The U.S. House of Representatives has passed the Reauthorization of the Department of Homeland Security Act, bill HR 2825. The vote was 386 for and 41 against, with 32 democrats and 9 republicans in opposition. It’s next up to the U.S. Senate to deliberate and vote.
“The threats we face have evolved in the past 15 years, and we must not only keep up with the evolution of the threats, we need to stay in front of them,” U.S. Rep. Michael McCaul (R-TX), chairman of the House Homeland Security Committee, said. “The American people deserve the strongest possible and most efficient Department of Homeland Security, and this legislation will help provide just that.”
“Today’s reauthorization of the department is a major bipartisan accomplishment and an example of what Congress can achieve when we put the safety and security of our country ahead of partisan politics,” McCaul said.
Although McCaul implies that the legislation is getting bipartisan support, not everyone is for it. The House Liberty Caucus is against the reauthorization of the DHS, in line with their political platform of “limited government, economic freedom, and individual liberty.” The major criticisms of the DHS have related to its bureaucracy (bloated), waste and a lack of transparency. One might argue about its budget or whether or not there are privacy issues associated with DHS policies, but there’s no disputing the agency is a behemoth. First established in November 2002, the DHS employs 240,000 people and is comprised of 22 different departments and agencies.

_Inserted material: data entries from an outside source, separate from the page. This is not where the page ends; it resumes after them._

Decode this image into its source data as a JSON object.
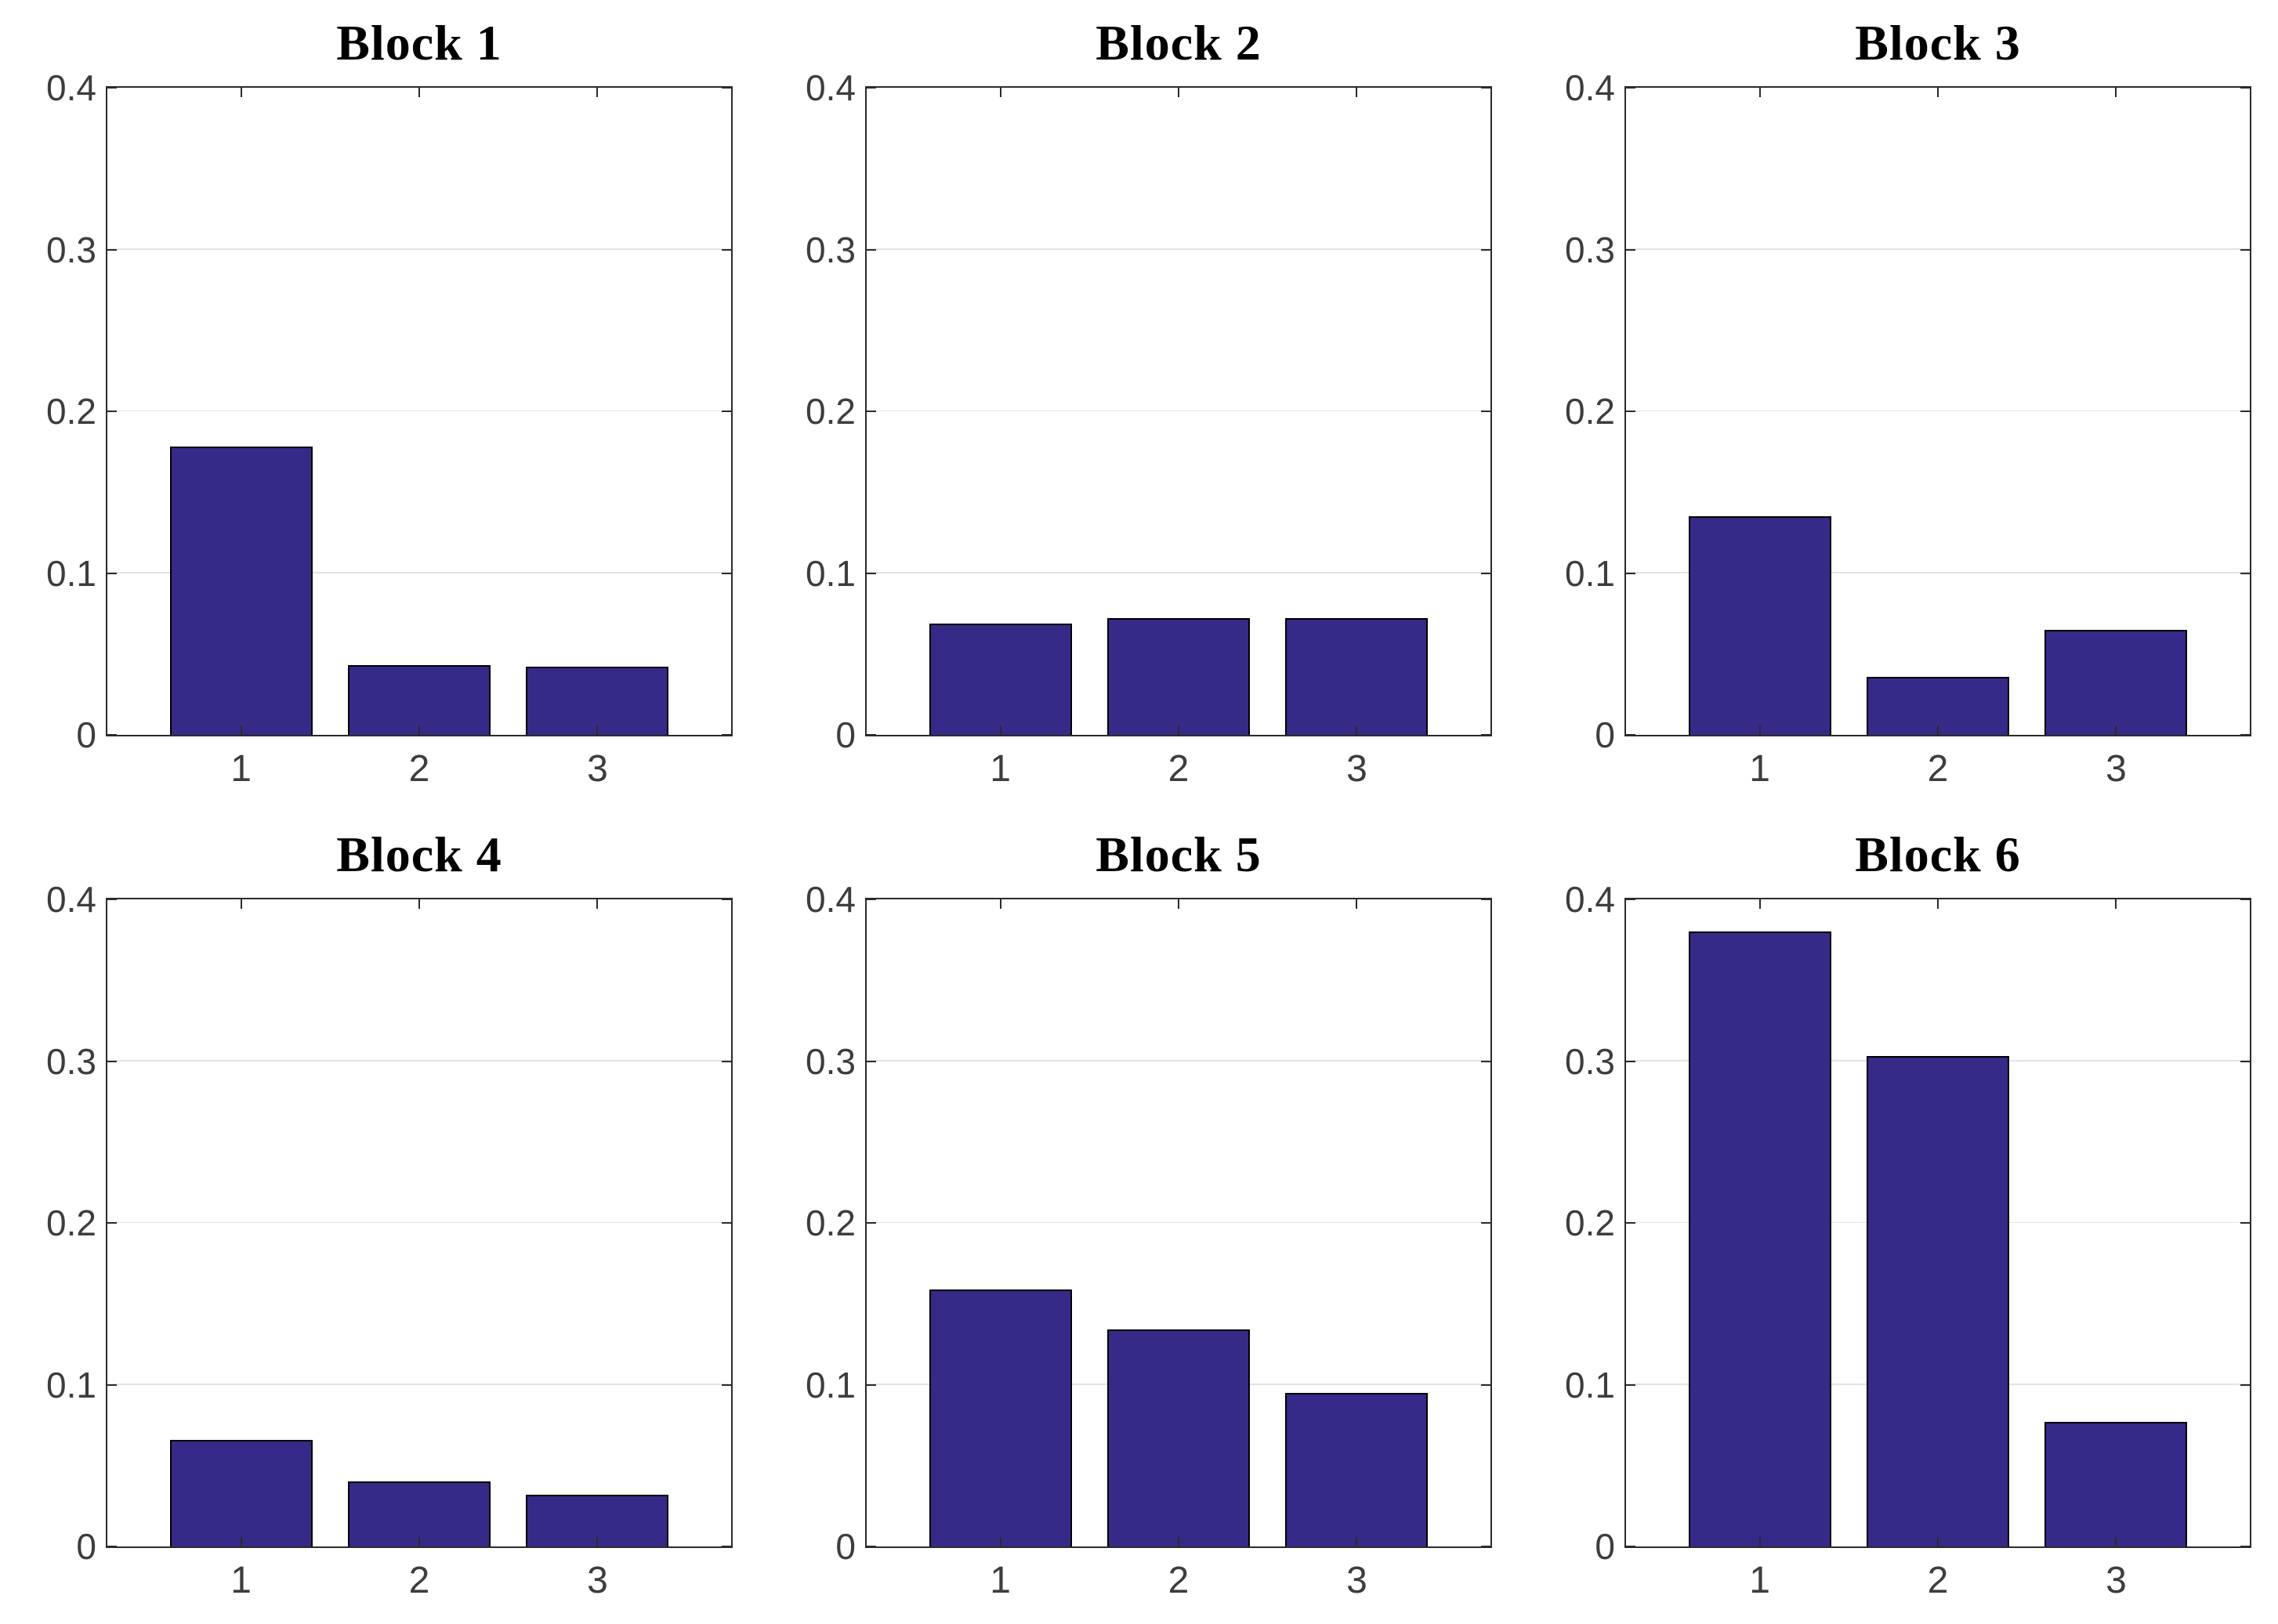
{
  "figure": {
    "background": "#ffffff",
    "rows": 2,
    "cols": 3
  },
  "colors": {
    "bar_fill": "#352a87",
    "bar_edge": "#000000",
    "gridline": "#e3e3e3",
    "axis_box": "#2b2b2b",
    "tick_label": "#3d3d3d",
    "title": "#000000"
  },
  "chart_data": [
    {
      "type": "bar",
      "title": "Block 1",
      "categories": [
        "1",
        "2",
        "3"
      ],
      "values": [
        0.178,
        0.043,
        0.042
      ],
      "xlabel": "",
      "ylabel": "",
      "ylim": [
        0,
        0.4
      ],
      "yticks": [
        0,
        0.1,
        0.2,
        0.3,
        0.4
      ],
      "ytick_labels": [
        "0",
        "0.1",
        "0.2",
        "0.3",
        "0.4"
      ],
      "grid": true,
      "legend": "none"
    },
    {
      "type": "bar",
      "title": "Block 2",
      "categories": [
        "1",
        "2",
        "3"
      ],
      "values": [
        0.069,
        0.072,
        0.072
      ],
      "xlabel": "",
      "ylabel": "",
      "ylim": [
        0,
        0.4
      ],
      "yticks": [
        0,
        0.1,
        0.2,
        0.3,
        0.4
      ],
      "ytick_labels": [
        "0",
        "0.1",
        "0.2",
        "0.3",
        "0.4"
      ],
      "grid": true,
      "legend": "none"
    },
    {
      "type": "bar",
      "title": "Block 3",
      "categories": [
        "1",
        "2",
        "3"
      ],
      "values": [
        0.135,
        0.036,
        0.065
      ],
      "xlabel": "",
      "ylabel": "",
      "ylim": [
        0,
        0.4
      ],
      "yticks": [
        0,
        0.1,
        0.2,
        0.3,
        0.4
      ],
      "ytick_labels": [
        "0",
        "0.1",
        "0.2",
        "0.3",
        "0.4"
      ],
      "grid": true,
      "legend": "none"
    },
    {
      "type": "bar",
      "title": "Block 4",
      "categories": [
        "1",
        "2",
        "3"
      ],
      "values": [
        0.066,
        0.04,
        0.032
      ],
      "xlabel": "",
      "ylabel": "",
      "ylim": [
        0,
        0.4
      ],
      "yticks": [
        0,
        0.1,
        0.2,
        0.3,
        0.4
      ],
      "ytick_labels": [
        "0",
        "0.1",
        "0.2",
        "0.3",
        "0.4"
      ],
      "grid": true,
      "legend": "none"
    },
    {
      "type": "bar",
      "title": "Block 5",
      "categories": [
        "1",
        "2",
        "3"
      ],
      "values": [
        0.159,
        0.134,
        0.095
      ],
      "xlabel": "",
      "ylabel": "",
      "ylim": [
        0,
        0.4
      ],
      "yticks": [
        0,
        0.1,
        0.2,
        0.3,
        0.4
      ],
      "ytick_labels": [
        "0",
        "0.1",
        "0.2",
        "0.3",
        "0.4"
      ],
      "grid": true,
      "legend": "none"
    },
    {
      "type": "bar",
      "title": "Block 6",
      "categories": [
        "1",
        "2",
        "3"
      ],
      "values": [
        0.38,
        0.303,
        0.077
      ],
      "xlabel": "",
      "ylabel": "",
      "ylim": [
        0,
        0.4
      ],
      "yticks": [
        0,
        0.1,
        0.2,
        0.3,
        0.4
      ],
      "ytick_labels": [
        "0",
        "0.1",
        "0.2",
        "0.3",
        "0.4"
      ],
      "grid": true,
      "legend": "none"
    }
  ]
}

The 2017 act would make some changes to the program. The Director of the Secret Service would need to be confirmed by the Senate (versus the President); Secret Service agents would be getting more training (although it is not specified as to how or how much). The legislation also reestablishes the five-year term for the Transportation Security Administration (TSA) although it is directed to decrease by 20% its number of senior executives, over the next two years. Funding for training and equipment for first responders would be up with UASI increasing by $195M to $800M through 2022. Also, support remains for fusion centers and for both state and local law enforcement deployment at airports. Meanwhile, we are waiting to see what the Senate does.
As security and terror threats continue unabated, it is hard to argue against the need for dedicated security agencies. The DHS is far from perfect and one wishes there were more ideas on the table for how to make it leaner and meaner.